Prémio Nobel da Química atribuído a Frances Arnold, George Smith e Gregory Winter

Vencedores foram anunciados hoje 

A Real Academia Sueca das Ciências distinguiu três investigadores com o prémio Nobel da Química por “tomarem o controlo da evolução” e “usarem os mesmos princípios - mudança genética e seleção - para desenvolver proteínas que resolvem os problemas químicos da humanidade”. A investigadora Frances H. Arnold vai dividir o prémio de cerca de 871 mil euros com os investigadores George P. Smith e Gregory P. Winter. Os métodos que os premiados desenvolveram permitem promover “uma indústria química mais verde, produzir novos materiais, fabricar biocombustíveis sustentáveis, tratar doenças e, assim, salvar vidas”, diz o comité.

Os trabalhos

A “evolução dirigida de enzimas” valeu a Frances H. Arnold - a quinta mulher a ganhar um Nobel da Química - metade do prémio. A investigadora norte-americana realizou a primeira evolução dirigida de enzimas, uma técnica que pode vir a ser aplicada na produção de fármacos e de biocombustíveis. Já o norte-americano George P. Smith e o britânico Gregory P. Winter terão de dividir a metade sobrante do prémio entre si.
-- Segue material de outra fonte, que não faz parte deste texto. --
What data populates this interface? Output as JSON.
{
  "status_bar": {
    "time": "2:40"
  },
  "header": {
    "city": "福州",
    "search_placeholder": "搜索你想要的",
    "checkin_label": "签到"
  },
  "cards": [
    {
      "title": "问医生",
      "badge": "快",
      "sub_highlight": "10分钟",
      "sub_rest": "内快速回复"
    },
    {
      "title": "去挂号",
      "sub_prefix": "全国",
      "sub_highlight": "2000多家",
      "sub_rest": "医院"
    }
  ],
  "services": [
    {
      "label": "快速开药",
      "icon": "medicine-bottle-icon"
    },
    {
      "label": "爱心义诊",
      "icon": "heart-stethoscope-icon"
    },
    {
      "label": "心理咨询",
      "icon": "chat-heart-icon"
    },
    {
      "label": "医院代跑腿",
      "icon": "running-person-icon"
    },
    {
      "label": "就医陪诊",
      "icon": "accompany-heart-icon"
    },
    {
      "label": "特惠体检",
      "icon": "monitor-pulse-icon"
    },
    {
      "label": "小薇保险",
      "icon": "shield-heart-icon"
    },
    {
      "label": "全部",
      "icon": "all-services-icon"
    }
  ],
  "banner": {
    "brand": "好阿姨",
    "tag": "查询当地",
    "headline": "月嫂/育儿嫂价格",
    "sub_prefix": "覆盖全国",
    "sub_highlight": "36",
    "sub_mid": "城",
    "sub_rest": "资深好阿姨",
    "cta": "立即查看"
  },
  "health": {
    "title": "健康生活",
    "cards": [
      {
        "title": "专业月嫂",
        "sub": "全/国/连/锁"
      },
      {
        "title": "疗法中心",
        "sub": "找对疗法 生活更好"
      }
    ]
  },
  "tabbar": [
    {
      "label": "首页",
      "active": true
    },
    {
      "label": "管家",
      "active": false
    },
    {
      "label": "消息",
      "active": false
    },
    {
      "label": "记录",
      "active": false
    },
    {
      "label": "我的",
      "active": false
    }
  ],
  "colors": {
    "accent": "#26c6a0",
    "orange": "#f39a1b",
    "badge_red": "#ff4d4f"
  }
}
O primeiro investigador desenvolveu um método conhecido como phage display (apresentação em fagos, em português), no qual bacteriófagos - vírus que infetam bactérias - podem ser usados para desenvolver novas proteínas. O segundo usou o mesmo método para produzir anticorpos - que conseguem neutralizar toxinas, contrariar o efeito de doenças autoimunes e tratar o cancro metastático -, bem como novos fármacos.